Utah officials were more than happy to accept the apologies of the Illinois Legislature when it passed a resolution five years ago expressing regret for the way its citizens ran the Mormons out in the 1840s after the murder of church prophet Joseph Smith.
But state officials aren't so quick to make a similar gesture to American Indians who were driven from their homes and massacred after the Mormons settled into the territory, which eventually became Utah.
Rep. Mark Wheatley, D-Murray, introduced a resolution in this year's legislative session expressing regrets for, among other incidents, the 1863 Bear River massacre, in which more than 400 American Indians were killed. But Wheatley encountered resistance, mostly from Republicans, who questioned the historical accuracy of the resolution's accounts.

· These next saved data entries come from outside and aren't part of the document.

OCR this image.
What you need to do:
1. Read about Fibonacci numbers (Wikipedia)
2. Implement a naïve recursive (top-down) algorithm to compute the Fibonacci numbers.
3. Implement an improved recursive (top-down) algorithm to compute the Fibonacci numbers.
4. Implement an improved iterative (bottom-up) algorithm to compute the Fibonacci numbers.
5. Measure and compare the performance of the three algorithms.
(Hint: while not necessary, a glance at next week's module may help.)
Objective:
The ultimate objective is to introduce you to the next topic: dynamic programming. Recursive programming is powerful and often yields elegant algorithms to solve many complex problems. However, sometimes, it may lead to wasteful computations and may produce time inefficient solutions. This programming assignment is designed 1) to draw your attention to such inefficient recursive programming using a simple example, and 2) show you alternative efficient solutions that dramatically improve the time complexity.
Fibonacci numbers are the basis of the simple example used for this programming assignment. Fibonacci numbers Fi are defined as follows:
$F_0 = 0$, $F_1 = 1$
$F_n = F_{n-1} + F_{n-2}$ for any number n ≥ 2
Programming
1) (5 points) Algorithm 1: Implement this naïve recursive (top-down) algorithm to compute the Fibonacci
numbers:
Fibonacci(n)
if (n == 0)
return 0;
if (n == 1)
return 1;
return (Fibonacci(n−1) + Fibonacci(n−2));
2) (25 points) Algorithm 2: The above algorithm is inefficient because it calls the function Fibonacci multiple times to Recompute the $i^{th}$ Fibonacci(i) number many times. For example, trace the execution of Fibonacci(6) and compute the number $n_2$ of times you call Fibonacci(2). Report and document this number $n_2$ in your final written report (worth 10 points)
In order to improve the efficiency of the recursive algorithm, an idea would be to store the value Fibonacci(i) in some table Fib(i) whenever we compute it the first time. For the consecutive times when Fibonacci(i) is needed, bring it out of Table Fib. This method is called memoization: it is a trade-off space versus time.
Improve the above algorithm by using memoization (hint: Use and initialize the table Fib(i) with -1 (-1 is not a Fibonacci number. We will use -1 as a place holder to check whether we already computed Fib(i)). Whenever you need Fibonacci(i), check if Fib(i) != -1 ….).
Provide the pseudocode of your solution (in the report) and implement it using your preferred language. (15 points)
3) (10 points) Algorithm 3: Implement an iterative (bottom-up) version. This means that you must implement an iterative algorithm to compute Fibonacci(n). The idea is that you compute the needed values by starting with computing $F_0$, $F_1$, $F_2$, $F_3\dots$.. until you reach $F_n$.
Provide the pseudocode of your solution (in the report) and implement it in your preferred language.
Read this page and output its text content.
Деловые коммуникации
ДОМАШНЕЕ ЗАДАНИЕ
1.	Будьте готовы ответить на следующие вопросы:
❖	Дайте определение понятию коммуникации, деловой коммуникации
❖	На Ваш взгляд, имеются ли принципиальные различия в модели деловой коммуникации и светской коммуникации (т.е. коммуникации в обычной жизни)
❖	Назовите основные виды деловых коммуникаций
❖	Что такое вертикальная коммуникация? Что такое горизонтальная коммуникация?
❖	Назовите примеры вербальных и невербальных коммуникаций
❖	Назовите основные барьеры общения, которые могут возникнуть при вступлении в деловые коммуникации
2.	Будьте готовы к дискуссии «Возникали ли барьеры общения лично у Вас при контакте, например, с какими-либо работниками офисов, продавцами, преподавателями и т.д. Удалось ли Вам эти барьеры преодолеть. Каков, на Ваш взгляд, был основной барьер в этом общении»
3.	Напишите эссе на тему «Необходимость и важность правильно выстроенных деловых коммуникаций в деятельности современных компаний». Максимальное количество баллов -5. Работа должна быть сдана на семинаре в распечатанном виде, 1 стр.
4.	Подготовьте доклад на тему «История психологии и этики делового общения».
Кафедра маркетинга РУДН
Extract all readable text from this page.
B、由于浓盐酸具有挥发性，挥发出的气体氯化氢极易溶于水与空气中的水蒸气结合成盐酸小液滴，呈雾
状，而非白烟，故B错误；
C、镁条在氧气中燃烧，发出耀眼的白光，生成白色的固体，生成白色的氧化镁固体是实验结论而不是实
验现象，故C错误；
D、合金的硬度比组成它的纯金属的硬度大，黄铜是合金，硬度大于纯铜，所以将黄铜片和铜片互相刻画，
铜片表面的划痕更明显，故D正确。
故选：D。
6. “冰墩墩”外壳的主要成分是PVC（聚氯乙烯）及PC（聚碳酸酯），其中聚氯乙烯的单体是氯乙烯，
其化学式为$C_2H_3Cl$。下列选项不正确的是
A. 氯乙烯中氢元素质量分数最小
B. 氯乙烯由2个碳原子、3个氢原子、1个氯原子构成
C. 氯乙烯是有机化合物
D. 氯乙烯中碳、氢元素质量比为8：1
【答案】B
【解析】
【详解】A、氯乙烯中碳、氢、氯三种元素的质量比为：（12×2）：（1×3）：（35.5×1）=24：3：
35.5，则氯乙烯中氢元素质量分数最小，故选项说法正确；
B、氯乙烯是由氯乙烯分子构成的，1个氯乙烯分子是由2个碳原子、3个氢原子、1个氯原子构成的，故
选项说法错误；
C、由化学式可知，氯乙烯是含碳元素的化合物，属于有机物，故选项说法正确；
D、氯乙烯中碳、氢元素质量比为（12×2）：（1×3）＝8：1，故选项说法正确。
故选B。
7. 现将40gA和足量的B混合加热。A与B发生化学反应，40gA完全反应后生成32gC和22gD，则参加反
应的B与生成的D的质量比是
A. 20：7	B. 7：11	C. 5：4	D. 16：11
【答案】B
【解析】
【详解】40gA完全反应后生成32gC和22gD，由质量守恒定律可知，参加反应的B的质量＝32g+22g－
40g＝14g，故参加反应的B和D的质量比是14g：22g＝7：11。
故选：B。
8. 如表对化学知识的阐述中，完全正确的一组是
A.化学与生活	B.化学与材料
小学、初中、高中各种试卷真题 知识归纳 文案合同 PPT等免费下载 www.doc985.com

Wheatley decided to pull the resolution and send it to a study committee for a year-long review.
Rest of the story: Sen. Curt Bramble's SB199, which passed out of the Senate Education Committee Tuesday, would ban the PTA from participating in public-school events unless the association allows members to waive their dues payments.
Could this bill be an act of revenge on the part of Bramble, R-Provo?
After all, Bramble's Democratic opponent last year was RaDene Hatfield, president of the Provo PTA Council, who had a few confrontations with Bramble during the campaign. At one point Bramble protested a PTA event in which he believed Hatfield was being given preferential political treatment at a school.
The PTA also might be paying for such perceived slights against our esteemed Legislature as working to repeal the voucher law in 2007 and earlier trying to get an initiative on the ballot to ban guns in churches and schools.
Rest of the story II: When State Commerce Department Director Francine Giani was asked by The Salt Lake Tribune this week if she would do anything about the anti-gay group America Forever for spending and soliciting money even though its registration as a nonprofit had lapsed, she said she didn't want to ding the group, but would send it a "cordial" letter.
That sounds like a different Giani than the one who, as director of the Division of Consumer Services nine years ago, sent a threatening letter to then-Attorney General Jan Graham, who raised $4,000 for her "Beagle Forum" to counter the ultra-conservative Eagle Forum. Graham argued it was a political account and exempt from charitable organization rules, just like then-Gov. Mike Leavitt's political accounts (he was not hassled by Giani, who, by the way, had been the campaign manager of Graham's Republican opponent, Scott Burns).